Die Rechtsfolgen der Abnahme beim Werkvertrag sind die Beendigung der Vorleistungspflicht des Unternehmers, die Fälligkeit des Werklohns samt Zinsen sowie der Beginn der Verjährung nach Paragraph 195, 199 Abs. 1 BGB zum Jahresende. Die dreijährige Regel-Verjährungsfrist

In der Regel bedarf es der Mitwirkung des Kunden bei der Erstellung des Werks. Welche Leistungen er im Rahmen der verschiedenen Leistungsverträge beizutragen hat, ist meist im Groben klar, im Einzelnen aber oft umstritten. Sieht der Werkvertrag die Mitwirkung des Kunden vor, kann der Dienstleister eine angemessene Entschädigung verlangen, wenn der Kunde dem nicht nachkommt und sich dadurch die Annahme verzögert (Paragraph 642 Absatz 1 BGB).

Ferner ist der Dienstleister im Falle des Paragraphen 642 berechtigt, dem Kunden eine Frist zu setzen, binnen der er die Handlung nachholt und ihm bei weiterer Untätigkeit mit Vertragskündigung drohen (Paragraph 643 S. 1 BGB). Der Vertrag gilt dann als aufgehoben, wenn die Nachholung nicht bis zum Ablauf der Frist erfolgt. Im Kaufrecht gibt es eine vergleichbare Regelung nicht.

3. Service Operation (Laufender Betrieb)

Der laufende Betrieb unterscheidet sich nach Basisleistungen und erweiterten Services. Basisleistungen umfassen in der Regel das Hosting der entwickelten oder angepassten Software-Applikationen, während die erweiterten IT-Services Incident- oder Problem-Management implizieren. Bei den erweiterten IT-Services, zum Beispiel Application Services, stellt sich die Frage, was tatsächlich geschuldet wird. Wird etwa beim Incident-Management die Behebung eines Fehlers geschuldet, so stellt dies sicherlich einen werkvertraglichen Erfolg im Sinne der Paragraphen 631 ff. BGB dar.

Inwieweit sich Outsourcing-Verträge rund um Hosting- und RZ-Services mit den im BGB gesetzlich normierten Verträgen abdecken lassen, richtet sich nach der tatsächlich geschuldeten Leistung. Am ehesten ist das bei den Allgemeinen Geschäftsbedingungen (AGBs) möglich, die grundsätzlich nicht weit vom gesetzlichen Leitbild abweichen dürfen.

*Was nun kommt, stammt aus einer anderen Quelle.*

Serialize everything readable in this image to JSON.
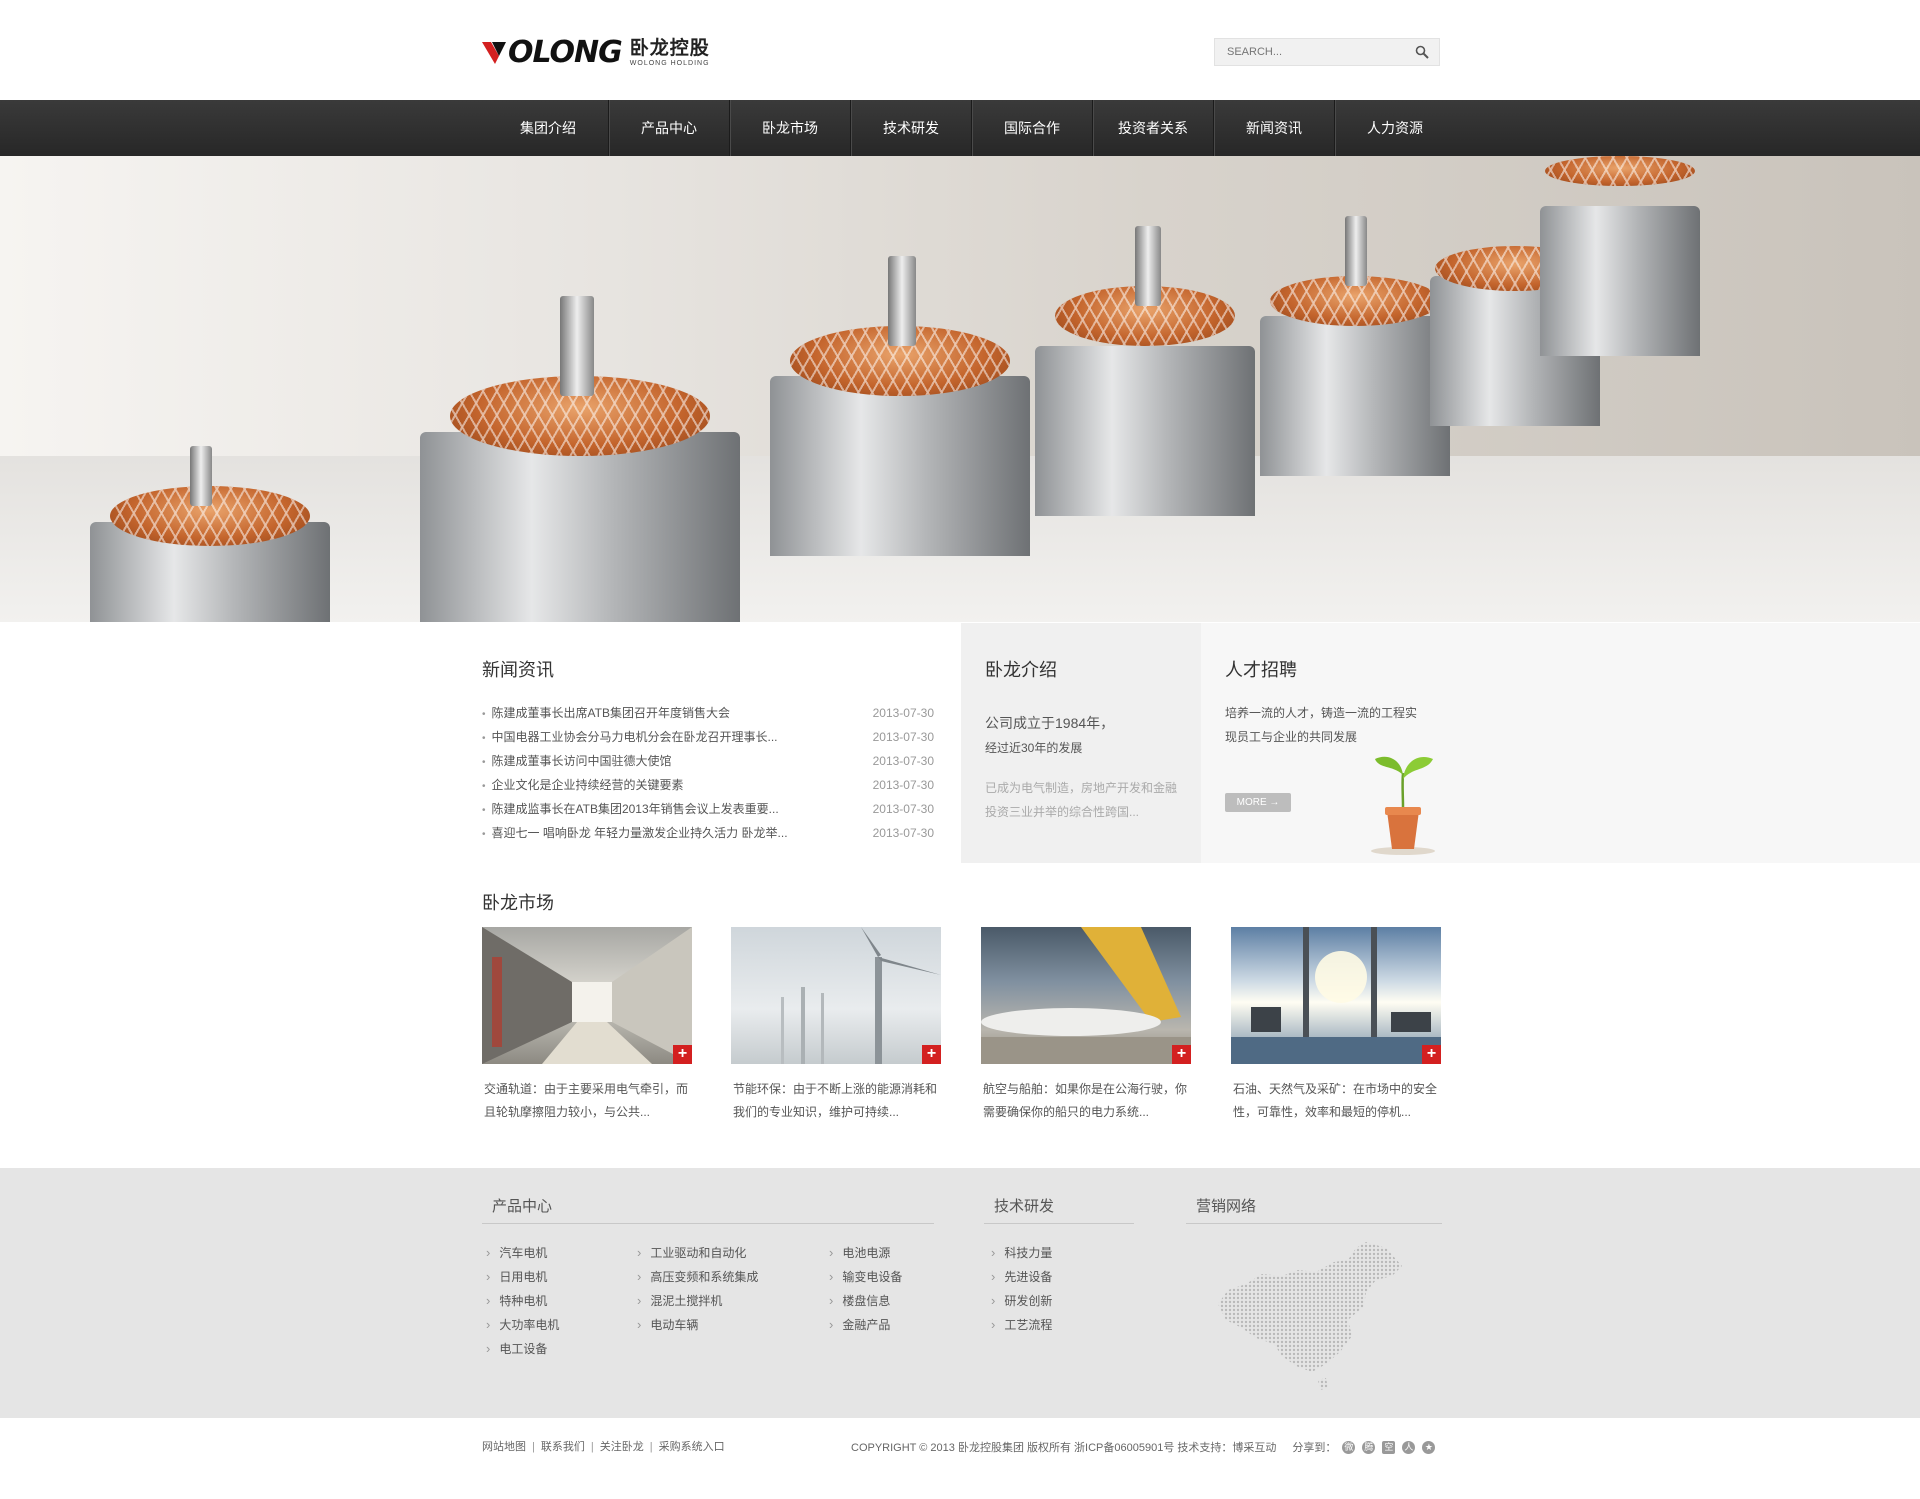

Das reine Operating (Hosting), sprich: das Betreiben des RZ des Kunden, lässt sich eher dem Dienstvertragsrecht nach den Paragraphen 611 ff. BGB zuordnen, sofern kein Erfolgsmoment vorliegt.

Beim Web-Hosting, bei dem Daten auf dem Host des Providers gespeichert werden, handelt es sich nicht um einen Mietvertrag nach den Paragraphen 535 ff. BGB, sondern um einen Werkvertrag nach 631 ff. BGB. Der Hosting-Provider schuldet als Leistung lediglich, dass die Website des Kunden bei ihm irgendwo gespeichert wird und im Internet aufgerufen werden kann.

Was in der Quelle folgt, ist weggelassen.